Education is an asset, a tool and a weapon to be utilised to transform the world for the better. Take it as the passport to the future, for tomorrow belongs to those who prepare for it today.
These were the words of wisdom from former Massachusetts Institute of Technology (MIT) Chancellor and Professor of Urban Planning, Prof Philip Leeroy Clay, who with a standing commendation accepted an honorary doctoral degree from the University of Johannesburg (UJ) on Tuesday, 21 May 2019.
Says Daniel Mashao, UJ Executive Dean, Faculty of Engineering and the Built Environment (FEBE): “UJ focuses on the promotion of reflective and critical thinking, novel ways of problem-solving and believes in environmentally sustainable solutions. Prof Clay is widely known for his work in U.S. housing policy and community-based development and has been involved in several studies that received national attention. In one 1987 study commissioned by the Neighbourhood Reinvestment Corp, he identified the market and institutional conditions contributing to the erosion of low-income rental housing and documented the need for a national preservation policy. He later served on the national commission that recommended the policy that became part of the Housing Act of 1990.That is why we are proud to award Philip Clay the degree Doctor Honoris Causa in Engineering.”
The celebrated Urbanist served as the Chancellor of MIT for a period of 10 years from 2001. He became the highest-ranking African American official at MIT in the Institute’s 156-year history.

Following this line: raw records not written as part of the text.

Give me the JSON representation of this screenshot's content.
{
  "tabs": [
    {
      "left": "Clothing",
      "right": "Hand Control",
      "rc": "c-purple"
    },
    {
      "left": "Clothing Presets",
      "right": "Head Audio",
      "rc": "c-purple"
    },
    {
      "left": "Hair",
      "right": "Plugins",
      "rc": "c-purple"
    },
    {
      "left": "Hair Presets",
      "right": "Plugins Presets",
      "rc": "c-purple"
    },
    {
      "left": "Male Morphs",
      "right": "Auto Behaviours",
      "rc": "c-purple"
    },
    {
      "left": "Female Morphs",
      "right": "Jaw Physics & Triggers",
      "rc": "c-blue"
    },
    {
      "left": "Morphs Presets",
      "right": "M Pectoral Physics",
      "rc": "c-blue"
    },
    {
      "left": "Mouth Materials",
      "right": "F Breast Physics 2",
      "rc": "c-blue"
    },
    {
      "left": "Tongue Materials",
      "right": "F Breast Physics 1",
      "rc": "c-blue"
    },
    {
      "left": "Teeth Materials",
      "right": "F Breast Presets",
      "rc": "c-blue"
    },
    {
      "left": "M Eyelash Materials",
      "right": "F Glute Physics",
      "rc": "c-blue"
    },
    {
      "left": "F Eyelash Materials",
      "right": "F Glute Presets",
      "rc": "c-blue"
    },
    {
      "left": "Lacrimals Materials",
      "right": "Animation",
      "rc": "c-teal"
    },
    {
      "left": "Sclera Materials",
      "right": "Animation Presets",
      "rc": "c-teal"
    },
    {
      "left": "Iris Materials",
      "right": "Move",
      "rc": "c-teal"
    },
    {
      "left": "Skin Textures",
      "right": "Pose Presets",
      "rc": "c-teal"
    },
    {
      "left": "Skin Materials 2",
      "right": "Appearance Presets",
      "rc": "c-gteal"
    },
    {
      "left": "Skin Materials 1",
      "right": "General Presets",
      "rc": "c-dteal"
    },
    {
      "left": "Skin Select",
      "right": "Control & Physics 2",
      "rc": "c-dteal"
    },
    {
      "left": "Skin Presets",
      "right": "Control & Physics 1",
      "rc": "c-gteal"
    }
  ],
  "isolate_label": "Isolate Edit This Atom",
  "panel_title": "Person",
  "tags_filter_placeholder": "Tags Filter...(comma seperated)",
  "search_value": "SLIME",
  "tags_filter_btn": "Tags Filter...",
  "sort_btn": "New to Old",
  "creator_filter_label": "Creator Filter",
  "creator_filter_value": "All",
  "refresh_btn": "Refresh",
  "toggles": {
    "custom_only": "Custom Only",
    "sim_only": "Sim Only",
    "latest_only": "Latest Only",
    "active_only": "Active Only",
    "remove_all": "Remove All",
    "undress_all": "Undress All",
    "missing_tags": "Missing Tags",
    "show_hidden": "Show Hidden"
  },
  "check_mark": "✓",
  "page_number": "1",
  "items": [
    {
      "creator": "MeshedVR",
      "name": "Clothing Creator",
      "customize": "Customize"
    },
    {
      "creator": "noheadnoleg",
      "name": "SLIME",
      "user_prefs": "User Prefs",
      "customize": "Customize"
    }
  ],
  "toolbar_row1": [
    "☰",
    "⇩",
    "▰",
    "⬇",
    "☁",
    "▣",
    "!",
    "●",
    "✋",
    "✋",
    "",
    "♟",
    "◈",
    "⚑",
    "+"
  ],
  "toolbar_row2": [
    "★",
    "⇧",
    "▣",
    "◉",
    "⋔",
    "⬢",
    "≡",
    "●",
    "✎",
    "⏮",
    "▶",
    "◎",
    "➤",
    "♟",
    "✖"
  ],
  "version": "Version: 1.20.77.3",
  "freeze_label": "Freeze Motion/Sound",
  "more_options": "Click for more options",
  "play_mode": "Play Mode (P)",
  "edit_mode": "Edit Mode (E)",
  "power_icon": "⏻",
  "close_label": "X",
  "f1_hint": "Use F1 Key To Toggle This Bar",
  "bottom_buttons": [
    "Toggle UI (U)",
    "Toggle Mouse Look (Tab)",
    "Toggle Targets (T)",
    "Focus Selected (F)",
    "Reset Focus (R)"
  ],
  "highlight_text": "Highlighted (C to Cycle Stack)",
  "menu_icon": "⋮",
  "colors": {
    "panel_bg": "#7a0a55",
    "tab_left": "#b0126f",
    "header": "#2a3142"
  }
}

Under Prof Clay’s leadership, MIT saw the number of applications for undergraduate admission double and attracted students of increasing quality, diversity and breadth of achievement.
A driving force behind the Campaign for Students, Clay has helped raise more than $500 million to support future generations of MIT students. Clay also played an important part in the development of MITs international initiatives and global education programs, including the Cambridge-MIT exchange and the MIT-Portugal Program.
Prof Clay emphasised to UJ’s new graduates that they have to be grounded and ethical in sustaining a bright future in Africa. “The road to success is not easy to navigate, you will be tempted to take easy routes but you have to take bold, steady steps to face risks and challenges because we should be remembered for the things we do. The things we do are the most important things of all. They are more important than what we say or what we look like. The things we do outlast our mortality.”
Prof Clay’s current interests include organisational capacity in community-based nonprofits as well as the role of anchor institutions. Based on his work on MIT international strategies, he is also interested in the increasing role higher education can play in national development planning in less developed and emerging nations. His work now focusses on higher education in Africa.